Explanatory Data Analysis group


Our research on Explanatory Data Analysis can be roughly clustered in the four (overlapping) themes described below. You might also be interested in our list of concrete research projects.

Pattern-based Modelling
Sushi patterns
Sushi patterns found with Semiring Rank Matrix

Patterns are ideally suited to describe and explain structure in data, but traditional pattern mining approaches usually result in too many patterns; the infamous pattern explosion. This issue can be addressed by constructing pattern-based models that accurately yet succinctly capture the relevant structure in the data. We often—but not always—use information theoretic principles to this end (see below). Pattern-based modelling can be applied to many data types and tasks.

Recent papers that fit this theme (and do not use information theory) include Explaining Deviating Subsets through Explanation Networks and Semiring Rank Matrix Factorisation.

Information Theoretic Data Mining
The Krimp algorithm
Krimp selects few patterns that describe the data.

Using information theory for data mining has proven very successful and is hence often used nowadays. Prime examples are pattern-based modelling approaches based on the Minimum Description Length (MDL) or Maximum Entropy principles. The MDL principle can be paraphrased as "Induction by Compression": compressing data equates learning from data.

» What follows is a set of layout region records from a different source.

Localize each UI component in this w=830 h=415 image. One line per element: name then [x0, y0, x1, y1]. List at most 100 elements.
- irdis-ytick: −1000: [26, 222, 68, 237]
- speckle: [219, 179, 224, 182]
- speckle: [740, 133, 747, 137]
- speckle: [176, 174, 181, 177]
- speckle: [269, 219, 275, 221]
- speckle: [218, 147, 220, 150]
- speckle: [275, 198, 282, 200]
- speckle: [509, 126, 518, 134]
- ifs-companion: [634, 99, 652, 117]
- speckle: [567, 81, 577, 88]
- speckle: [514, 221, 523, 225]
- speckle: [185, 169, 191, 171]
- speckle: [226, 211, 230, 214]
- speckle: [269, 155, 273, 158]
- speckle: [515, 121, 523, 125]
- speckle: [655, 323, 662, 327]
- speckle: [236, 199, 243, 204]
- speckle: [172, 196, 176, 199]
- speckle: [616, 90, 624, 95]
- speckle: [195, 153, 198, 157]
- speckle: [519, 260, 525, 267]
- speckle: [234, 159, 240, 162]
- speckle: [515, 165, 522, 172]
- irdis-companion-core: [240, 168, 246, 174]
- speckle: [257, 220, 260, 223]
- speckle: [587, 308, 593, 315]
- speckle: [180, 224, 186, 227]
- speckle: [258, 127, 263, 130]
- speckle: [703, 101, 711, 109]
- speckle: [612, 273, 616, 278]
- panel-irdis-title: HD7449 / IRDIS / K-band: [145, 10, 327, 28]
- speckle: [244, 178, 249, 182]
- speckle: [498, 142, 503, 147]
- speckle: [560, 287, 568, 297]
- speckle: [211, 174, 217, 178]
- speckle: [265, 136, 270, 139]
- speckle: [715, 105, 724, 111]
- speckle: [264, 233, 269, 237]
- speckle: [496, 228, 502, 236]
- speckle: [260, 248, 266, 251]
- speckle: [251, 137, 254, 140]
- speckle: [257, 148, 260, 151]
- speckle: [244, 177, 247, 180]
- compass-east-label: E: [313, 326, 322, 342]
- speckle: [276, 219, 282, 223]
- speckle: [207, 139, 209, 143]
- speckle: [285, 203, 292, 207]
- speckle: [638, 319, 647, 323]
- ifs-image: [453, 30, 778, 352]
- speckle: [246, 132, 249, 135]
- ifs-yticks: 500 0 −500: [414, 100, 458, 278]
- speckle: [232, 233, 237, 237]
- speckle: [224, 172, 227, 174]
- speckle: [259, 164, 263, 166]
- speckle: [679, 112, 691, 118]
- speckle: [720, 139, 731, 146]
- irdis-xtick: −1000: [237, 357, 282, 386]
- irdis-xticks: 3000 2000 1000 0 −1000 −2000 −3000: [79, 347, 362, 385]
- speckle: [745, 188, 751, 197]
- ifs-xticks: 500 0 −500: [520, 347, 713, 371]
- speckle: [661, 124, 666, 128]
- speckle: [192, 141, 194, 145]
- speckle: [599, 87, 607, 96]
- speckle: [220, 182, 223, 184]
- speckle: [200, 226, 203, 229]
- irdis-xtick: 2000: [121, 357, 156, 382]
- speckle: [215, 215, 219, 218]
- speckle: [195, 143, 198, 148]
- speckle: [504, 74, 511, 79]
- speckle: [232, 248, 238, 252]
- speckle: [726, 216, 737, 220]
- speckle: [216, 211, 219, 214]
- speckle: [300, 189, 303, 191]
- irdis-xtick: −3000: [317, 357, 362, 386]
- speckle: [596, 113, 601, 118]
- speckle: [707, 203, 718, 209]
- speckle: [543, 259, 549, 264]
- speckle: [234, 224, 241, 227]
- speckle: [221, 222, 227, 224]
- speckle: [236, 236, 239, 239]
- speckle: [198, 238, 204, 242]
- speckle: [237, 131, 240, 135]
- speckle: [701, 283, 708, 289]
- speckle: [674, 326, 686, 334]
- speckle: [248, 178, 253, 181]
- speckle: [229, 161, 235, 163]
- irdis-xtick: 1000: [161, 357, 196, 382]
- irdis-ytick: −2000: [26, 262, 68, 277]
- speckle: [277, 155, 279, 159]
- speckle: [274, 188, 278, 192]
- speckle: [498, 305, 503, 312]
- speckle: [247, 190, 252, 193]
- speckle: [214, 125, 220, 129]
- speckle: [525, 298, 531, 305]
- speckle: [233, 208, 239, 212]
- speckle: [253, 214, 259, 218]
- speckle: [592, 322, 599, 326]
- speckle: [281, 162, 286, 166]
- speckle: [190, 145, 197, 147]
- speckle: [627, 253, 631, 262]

Using the MDL principle has various benefits, such as naturally avoiding overfitting by trading off data size with model complexity.

Recent papers include Subjective Interestingness of Subgraph Patterns, on community detection using the Maximum Entropy principle, and Association Discovery in Two-View Data, on two-view summarisation using the MDL principle.

Interactive Data Mining
Mine, Interact, Learn, Repeat
Mine, Interact, Learn, Repeat.

As it is often hard to define upfront which patterns are 'interesting', it may be very helpful to involve the human in the loop. That is, by visualising data and patterns, and by asking the domain expert for feedback, it is possible to learn and model the user's preferences. This can be paraphrased as "Mine, Interact, Learn, Repeat". Interactive data mining aims discover to more interesting patterns with little effort from the user.

Recent papers include Learning what matters – Sampling interesting patterns, on combining preference learning, pattern mining, and sampling; and Flexible constrained sampling with guarantees for pattern mining, on efficient and flexible sampling.

Applied Data Science
Manufacturing car body parts
Anomaly detection for manufacturing.

There is no better way to demonstrate the potential of explanatory data analysis than by applying our algorithms and tools to real-world applications. We are interested in both scientific and industrial applications. The scientific application domains we are most experienced with are bioinformatics and psychology, but we are expanding to the health domain and law. We have experience with industrial domains such as aviation, manufacturing, and design simulations.

Recent papers include Towards Data Driven Process Control in Manufacturing Car Body Parts and Simultaneous discovery of cancer subtypes and subtype features by molecular data integration.